While we await parts for the original FUNcube Dongle, as you may be aware we’ve taken the opportunity to build an updated version which also has many additional features and performance enhancements.
I am pleased to announce that after several weeks of extensive testing and two PCB spins, we have formally placed an assembly order for the updated FCD, called the FUNcube Dongle Pro+. Also we have a conformance test scheduled for the first week in October. Assuming all goes well, we’ll have units available in mid October, perhaps sooner.
This has been hard work, with many early mornings and late evenings (I had a day job too!) but I am absolutely delighted with the result. For example, each of the eleven front end filters has been tweaked, characterised and tested in situ on the final PCB design, not an easy task as the parts are tiny and getting appropriate VNA connections right on the points of interest was an interesting exercise to say the least.
Unlike my previous development modus operandi, where I tend to throw everything together in one go with minimal unit testing, I chose to unit test _every_ section before integrating onto a single PCB. That in itself meant fabricating about 20 separate prototype PCBs that I made “in the kitchen” you’ll be delighted to hear: I am also pleased to report that luckily, there are no new holes in the stainless steel sink this time. In the short term, unit testing seemed like a lot of extra work, but when it came to integrating, it meant that we _knew_ exactly how everything should behave, and when it didn’t, we knew it should be something easy to resolve.
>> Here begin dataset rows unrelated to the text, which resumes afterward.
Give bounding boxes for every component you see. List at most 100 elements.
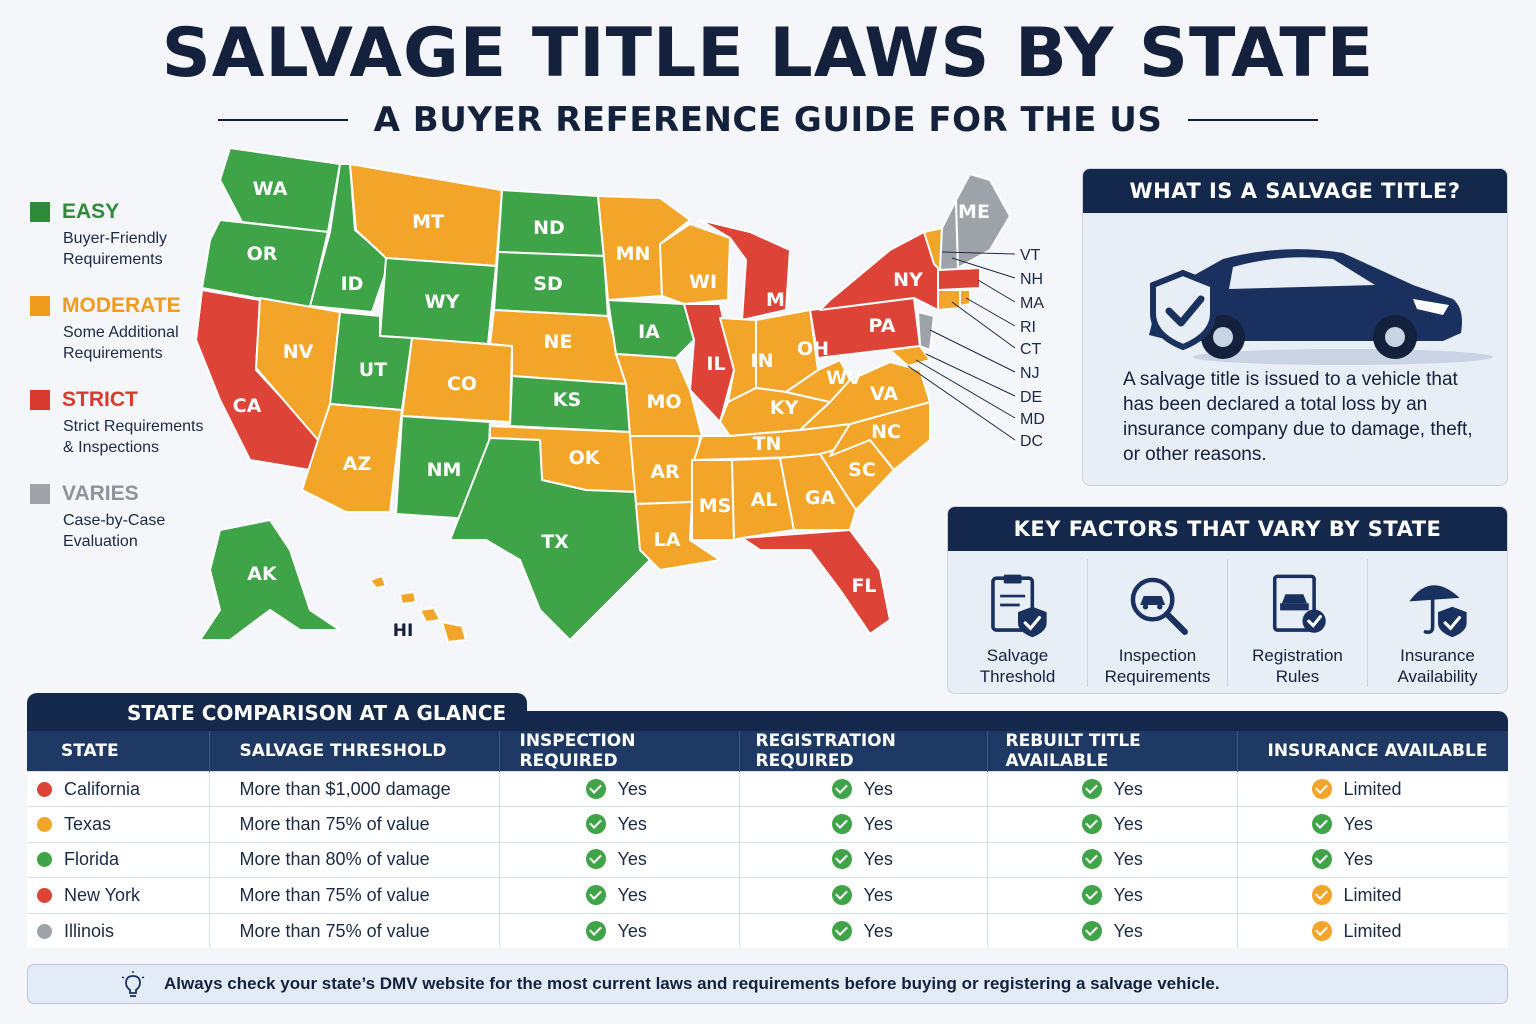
cell-rebuilt: Yes [987, 770, 1238, 807]
state-mi [699, 219, 791, 321]
check-icon [585, 814, 606, 835]
check-icon [1311, 920, 1332, 941]
col-header-inspection: INSPECTION REQUIRED [499, 731, 740, 772]
map-label-id: ID [341, 273, 364, 295]
legend-item-strict: STRICT Strict Requirements & Inspections [30, 388, 230, 458]
map-label-oh: OH [797, 338, 829, 360]
callout-md: MD [1020, 411, 1045, 428]
check-icon [1311, 814, 1332, 835]
cell-inspection: Yes [499, 770, 740, 807]
cell-registration: Yes [739, 877, 988, 914]
subtitle-row: A BUYER REFERENCE GUIDE FOR THE US [0, 100, 1536, 140]
legend-desc-easy: Buyer-Friendly Requirements [63, 230, 168, 268]
callout-lines [907, 251, 1016, 441]
cell-insurance: Yes [1237, 806, 1508, 843]
map-label-or: OR [247, 243, 278, 265]
cell-inspection: Yes [499, 912, 740, 949]
cell-insurance: Yes [1237, 841, 1508, 878]
lightbulb-icon [121, 971, 145, 997]
map-label-nm: NM [427, 459, 462, 481]
factors-row: Salvage Threshold Inspection Requirements … [948, 551, 1507, 693]
state-fl [741, 529, 891, 635]
cell-state: Texas [27, 806, 210, 843]
map-label-wa: WA [253, 178, 288, 200]
map-label-wy: WY [425, 291, 460, 313]
legend-label-strict: STRICT [62, 388, 138, 411]
map-label-hi: HI [393, 621, 414, 641]
map-label-in: IN [751, 350, 774, 372]
check-icon [1081, 920, 1102, 941]
check-icon [585, 884, 606, 905]
car-shield-icon [1113, 229, 1493, 369]
legend-desc-moderate: Some Additional Requirements [63, 324, 179, 362]
check-icon [1311, 884, 1332, 905]
check-icon [585, 778, 606, 799]
key-factors-panel: KEY FACTORS THAT VARY BY STATE Salvage Th… [947, 506, 1508, 694]
map-label-ar: AR [650, 461, 680, 483]
check-icon [831, 884, 852, 905]
check-icon [1081, 884, 1102, 905]
map-label-ia: IA [638, 321, 660, 343]
cell-state: New York [27, 877, 210, 914]
col-header-state: STATE [27, 731, 210, 772]
map-label-ok: OK [569, 447, 601, 469]
map-label-wv: WV [826, 367, 862, 389]
map-label-ne: NE [544, 331, 573, 353]
cell-state: Illinois [27, 912, 210, 949]
legend-item-varies: VARIES Case-by-Case Evaluation [30, 482, 230, 552]
cell-state: Florida [27, 841, 210, 878]
check-icon [585, 920, 606, 941]
factor-registration-rules: Registration Rules [1228, 559, 1368, 687]
legend-label-easy: EASY [62, 200, 120, 223]
table-row: New York More than 75% of value Yes Yes Yes L… [27, 877, 1508, 914]
map-label-ny: NY [893, 269, 923, 291]
callout-nh: NH [1020, 271, 1043, 288]
cell-rebuilt: Yes [987, 912, 1238, 949]
cell-registration: Yes [739, 912, 988, 949]
cell-inspection: Yes [499, 841, 740, 878]
map-label-sc: SC [848, 459, 876, 481]
map-label-nc: NC [871, 421, 901, 443]
map-label-me: ME [958, 201, 990, 223]
callout-ct: CT [1020, 341, 1042, 358]
map-label-ky: KY [770, 397, 799, 419]
col-header-rebuilt: REBUILT TITLE AVAILABLE [987, 731, 1238, 772]
legend-desc-varies: Case-by-Case Evaluation [63, 512, 166, 550]
check-icon [831, 778, 852, 799]
state-hi [369, 575, 467, 643]
check-icon [1081, 814, 1102, 835]
factor-salvage-threshold: Salvage Threshold [948, 559, 1088, 687]
legend-item-easy: EASY Buyer-Friendly Requirements [30, 200, 230, 270]
check-icon [1081, 849, 1102, 870]
factor-insurance-availability: Insurance Availability [1368, 559, 1507, 687]
col-header-insurance: INSURANCE AVAILABLE [1237, 731, 1508, 772]
legend-swatch-moderate [30, 296, 50, 316]
table-row: California More than $1,000 damage Yes Yes Y… [27, 770, 1508, 807]
check-icon [831, 849, 852, 870]
cell-insurance: Limited [1237, 877, 1508, 914]
legend-label-varies: VARIES [62, 482, 139, 505]
us-map: WA OR CA ID NV MT WY UT AZ CO NM ND SD N… [190, 140, 1090, 680]
what-panel-title: WHAT IS A SALVAGE TITLE? [1083, 169, 1507, 213]
col-header-registration: REGISTRATION REQUIRED [739, 731, 988, 772]
state-wv [785, 359, 851, 403]
map-label-ak: AK [247, 563, 278, 585]
map-legend: EASY Buyer-Friendly Requirements MODERATE… [30, 200, 230, 576]
map-label-ut: UT [359, 359, 387, 381]
page-subtitle: A BUYER REFERENCE GUIDE FOR THE US [373, 100, 1163, 140]
footer-text: Always check your state’s DMV website fo… [164, 974, 1220, 993]
cell-registration: Yes [739, 841, 988, 878]
cell-registration: Yes [739, 806, 988, 843]
legend-swatch-strict [30, 390, 50, 410]
state-or [201, 219, 329, 309]
cell-threshold: More than 75% of value [209, 806, 500, 843]
dmv-note: Always check your state’s DMV website fo… [27, 964, 1508, 1004]
status-dot [37, 887, 52, 903]
map-label-il: IL [706, 353, 725, 375]
what-is-salvage-panel: WHAT IS A SALVAGE TITLE? A salvage title… [1082, 168, 1508, 486]
cell-rebuilt: Yes [987, 841, 1238, 878]
factors-panel-title: KEY FACTORS THAT VARY BY STATE [948, 507, 1507, 551]
cell-threshold: More than 75% of value [209, 877, 500, 914]
table-row: Illinois More than 75% of value Yes Yes Yes L… [27, 912, 1508, 949]
state-me [955, 173, 1011, 269]
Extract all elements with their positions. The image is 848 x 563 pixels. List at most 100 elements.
That held true apart from one small but very significant part. For the band switching, we’re using FET switches rather than band switching or PIN diodes to save on board space and reduce component count. I’d unit tested some specialised high frequency FET SPDT switches for filter switching. These looked fine under unit test: it looked as though if neither FET on each side of the FET was biased, both went open circuit so I could “wire OR” (not the right term, but I guess you know what I mean) several together as a band switch multiplexer.
But when it came to a full test something wasn’t right. Then it was. Then it wasn’t. Hmm… turns out that if the two control voltages on the SPDT switches have no differential voltage, after about 25 seconds the FET switches go into conduction. In the first PCB spin, as a hack, I wrote some code to excercise the switches, by toggling them for 50us every five seconds or so. Not good, but it worked for the remains of my tests until I could get another board spin done.
There were two other interesting but frustrating problems with the MCU I am using. This is supposedly pin compatible with the MCU I used in the old FCD. Well, it is, until you read the silicon errata (or at least read between the lines, one of the faults wasn’t directly addressed, we figured it out ourselves, but not until after hours and hours of head scratching).
Firstly, if you used the I2C interfaces in 400kbps mode, they cause a few GPIO pins unassociated with the I2C interface to pull hard to ground. Secondly, in hard reset, the pin I was using to control the SPI enable for the tuner chip placed the MCU’s oscillator right onto that pin despite being configured otherwise. This would crash the tuner chip, recoverable only with a power cycle.
So, luckily we found these last two out before commiting a PCB spin. I am sure the unit testing has saved at least one, possibly two PCB spins in the end. And at $400 a spin plus four days’ wait for a six-layer board, it was worth it.
Needless to say, the MCU wasn’t really pin-compatible at all. So the PCB is now actually a complete redesign from scratch.